The new EEA analysis comes at an important time. The European Green Deal plan is aiming to reduce the use of, and risks from, chemical pesticides by 50% by 2030. Addressing the risks, as well as the volume, of pesticides is vital – the amount being used is falling, but the increasing toxicity of the chemicals is outpacing that fall.
But cutting pesticide use it is not going to be easy. Last week, the website DeSmog published an investigation into the powerful companies and lobby groups working to water down the EU’s targets for more sustainable farming. These companies and groups spent €45m lobbying EU decision-makers between 2019 and 2020, DeSmog reported, and held hundreds of meetings with relevant bodies.

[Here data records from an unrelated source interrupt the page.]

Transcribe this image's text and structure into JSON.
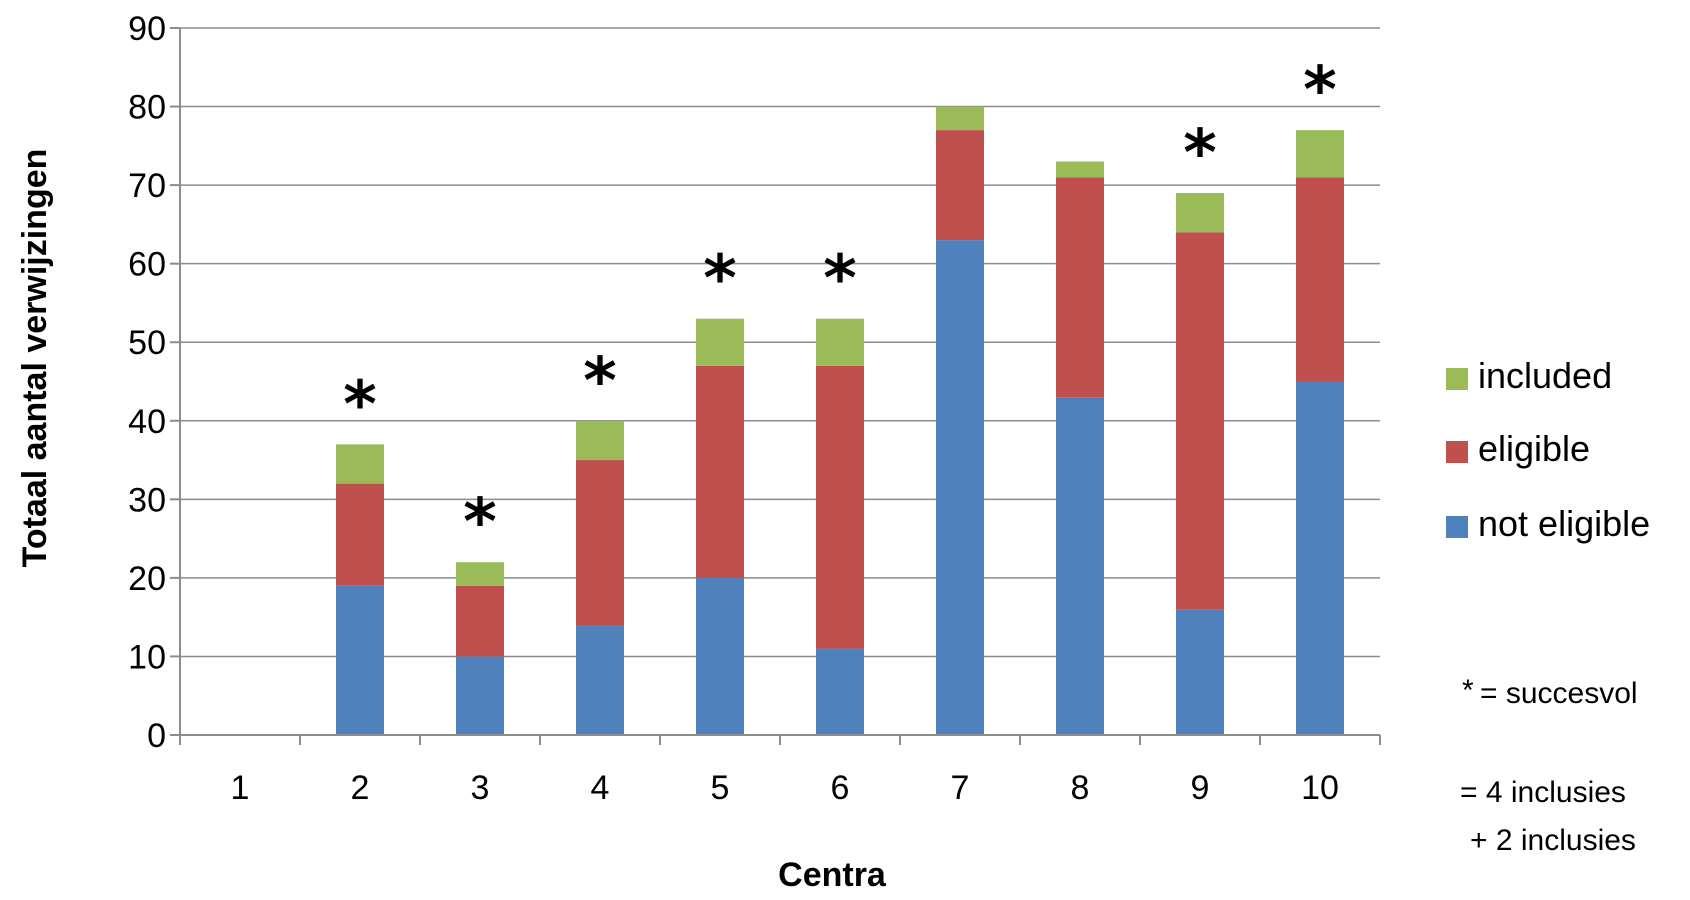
{
  "chart_data": {
    "type": "bar",
    "stacked": true,
    "title": "",
    "xlabel": "Centra",
    "ylabel": "Totaal aantal verwijzingen",
    "ylim": [
      0,
      90
    ],
    "y_ticks": [
      0,
      10,
      20,
      30,
      40,
      50,
      60,
      70,
      80,
      90
    ],
    "grid": true,
    "legend_position": "right",
    "categories": [
      "1",
      "2",
      "3",
      "4",
      "5",
      "6",
      "7",
      "8",
      "9",
      "10"
    ],
    "series": [
      {
        "name": "not eligible",
        "color": "#4F81BD",
        "values": [
          0,
          19,
          10,
          14,
          20,
          11,
          63,
          43,
          16,
          45
        ]
      },
      {
        "name": "eligible",
        "color": "#C0504D",
        "values": [
          0,
          13,
          9,
          21,
          27,
          36,
          14,
          28,
          48,
          26
        ]
      },
      {
        "name": "included",
        "color": "#9BBB59",
        "values": [
          0,
          5,
          3,
          5,
          6,
          6,
          3,
          2,
          5,
          6
        ]
      }
    ],
    "legend_order": [
      "included",
      "eligible",
      "not eligible"
    ],
    "annotations": {
      "star_symbol": "*",
      "star_categories": [
        "2",
        "3",
        "4",
        "5",
        "6",
        "9",
        "10"
      ],
      "footnote_star": "*",
      "footnote_star_label": "= succesvol",
      "footnote_line1": "= 4 inclusies",
      "footnote_line2": "+ 2 inclusies"
    }
  }
}
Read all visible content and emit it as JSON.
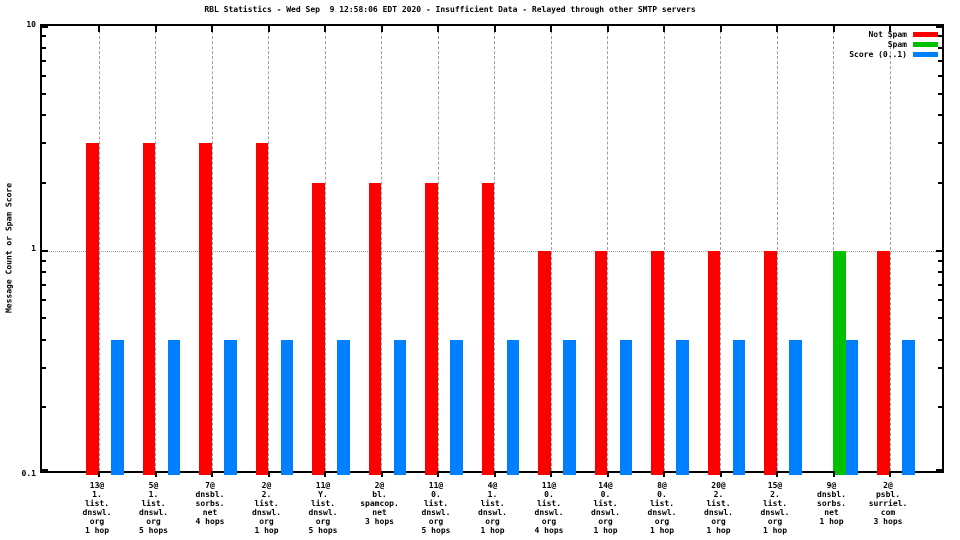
{
  "title": "RBL Statistics - Wed Sep  9 12:58:06 EDT 2020 - Insufficient Data - Relayed through other SMTP servers",
  "y_axis": {
    "label": "Message Count or Spam Score",
    "ticks": [
      {
        "value": 10,
        "label": "10"
      },
      {
        "value": 1,
        "label": "1"
      },
      {
        "value": 0.1,
        "label": "0.1"
      }
    ]
  },
  "legend": {
    "position": "top-right",
    "entries": [
      {
        "label": "Not Spam",
        "color": "#ff0000"
      },
      {
        "label": "Spam",
        "color": "#00c000"
      },
      {
        "label": "Score (0..1)",
        "color": "#0080ff"
      }
    ]
  },
  "colors": {
    "not_spam": "#ff0000",
    "spam": "#00c000",
    "score": "#0080ff",
    "grid": "#9e9e9e",
    "border": "#000000"
  },
  "chart_data": {
    "type": "bar",
    "scale": "log",
    "ylim": [
      0.1,
      10
    ],
    "ylabel": "Message Count or Spam Score",
    "grid": {
      "vertical_dashed_per_category": true,
      "horizontal_dotted_at": 1
    },
    "legend_position": "top-right",
    "categories": [
      [
        "13@",
        "1.",
        "list.",
        "dnswl.",
        "org",
        "1 hop"
      ],
      [
        "5@",
        "1.",
        "list.",
        "dnswl.",
        "org",
        "5 hops"
      ],
      [
        "7@",
        "dnsbl.",
        "sorbs.",
        "net",
        "4 hops"
      ],
      [
        "2@",
        "2.",
        "list.",
        "dnswl.",
        "org",
        "1 hop"
      ],
      [
        "11@",
        "Y.",
        "list.",
        "dnswl.",
        "org",
        "5 hops"
      ],
      [
        "2@",
        "bl.",
        "spamcop.",
        "net",
        "3 hops"
      ],
      [
        "11@",
        "0.",
        "list.",
        "dnswl.",
        "org",
        "5 hops"
      ],
      [
        "4@",
        "1.",
        "list.",
        "dnswl.",
        "org",
        "1 hop"
      ],
      [
        "11@",
        "0.",
        "list.",
        "dnswl.",
        "org",
        "4 hops"
      ],
      [
        "14@",
        "0.",
        "list.",
        "dnswl.",
        "org",
        "1 hop"
      ],
      [
        "8@",
        "0.",
        "list.",
        "dnswl.",
        "org",
        "1 hop"
      ],
      [
        "20@",
        "2.",
        "list.",
        "dnswl.",
        "org",
        "1 hop"
      ],
      [
        "15@",
        "2.",
        "list.",
        "dnswl.",
        "org",
        "1 hop"
      ],
      [
        "9@",
        "dnsbl.",
        "sorbs.",
        "net",
        "1 hop"
      ],
      [
        "2@",
        "psbl.",
        "surriel.",
        "com",
        "3 hops"
      ]
    ],
    "series": [
      {
        "name": "Not Spam",
        "color": "#ff0000",
        "values": [
          3,
          3,
          3,
          3,
          2,
          2,
          2,
          2,
          1,
          1,
          1,
          1,
          1,
          0,
          1
        ]
      },
      {
        "name": "Spam",
        "color": "#00c000",
        "values": [
          0,
          0,
          0,
          0,
          0,
          0,
          0,
          0,
          0,
          0,
          0,
          0,
          0,
          1,
          0
        ]
      },
      {
        "name": "Score (0..1)",
        "color": "#0080ff",
        "values": [
          0.4,
          0.4,
          0.4,
          0.4,
          0.4,
          0.4,
          0.4,
          0.4,
          0.4,
          0.4,
          0.4,
          0.4,
          0.4,
          0.4,
          0.4
        ]
      }
    ],
    "minor_log_ticks": [
      0.2,
      0.3,
      0.4,
      0.5,
      0.6,
      0.7,
      0.8,
      0.9,
      2,
      3,
      4,
      5,
      6,
      7,
      8,
      9
    ]
  }
}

Natacha Cingotti, at the Brussels-based Health and Environmental Alliance, said: “When working on pesticide-related policies, the imbalance of stakeholders in favour of industry interests is striking. The dominating actors are those very companies set to profit from the sale of harmful chemicals, not those who stand for health and environment protection.”
It looks like I’ll be writing about pesticides for the next decade as well.